Our findings in this article have important implications. In all the scenarios we have considered in this work, machine-learning and hybrid methods were shown to perform as well as or better than the conventional high-dimensional propensity score method and hence can be considered as reliable alternatives. Routines for these machine-learning approaches are widely available in almost all the major software packages (see eAppendix A.6; https://links.lww.com/EDE/B300), and they are easy to implement in situations where an extensive list of features (thousands of variables) are available.^{32} By design, as empirical covariates are binary variables, we do not need to worry about nonlinearity while implementing the high-dimensional propensity score algorithm.^{48} Also, inclusion of interactions in the high-dimensional setting generally does not affect the effect estimates much.^{10} However, in the process of categorization and not assessing interactions, we do lose information that could be otherwise useful in detecting more signals from the original nonbinary proxy variables using data-adaptive machine-learning algorithms. However, since the high-dimensional propensity score algorithm is dependent on Bross’s formula,^{14} the current high-dimensional propensity score algorithm is constrained only to handle binary covariates, binary exposure, and binary outcomes. Regarding handling various types of variables, many of the pure machine-learning methods are free from such limitation in general and can be easily extended to handle continuous, count, or survival outcomes^{49}^{,}^{50} as well as various types of covariates (binary, count, continuous).

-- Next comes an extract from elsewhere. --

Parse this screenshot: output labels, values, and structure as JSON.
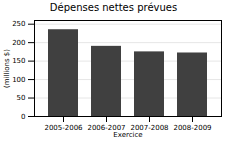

The high-dimensional propensity score–based analyses are done based on a strong assumption that the selected empirical covariates collectively serve as proxies for all unmeasured or residual confounders.^{44} As a result of this assumption, residual confounding is thought to be adjusted by high-dimensional propensity score analysis. However, this assumption is not empirically verifiable and hence debatable. When we use high-dimensional propensity score or alternative machine-learning methods, we do expect to reduce the effect of residual confounding to some extent, but eliminating residual confounding completely is unlikely in a real-life setting. The scope of the bias reduction will generally depend on the availability of the right surrogates of the unmeasured or imperfectly observed factors.^{9}^{,}^{10} As seen in the sensitivity analysis from our empirical data analysis example, none of the methods adjusting for numerous proxy variables were able to compensate for the omitted confounders fully. As a general rule of thumb, one should always consider doing a regular propensity score analysis first and then perform a high-dimensional propensity score analysis. That way, one can have a sense of the amount and direction of correction and adjustment. In our simulations, high-dimensional propensity score, machine-learning methods, and hybrid approaches utilizing the empirical covariates always performed better than a regular propensity score analysis.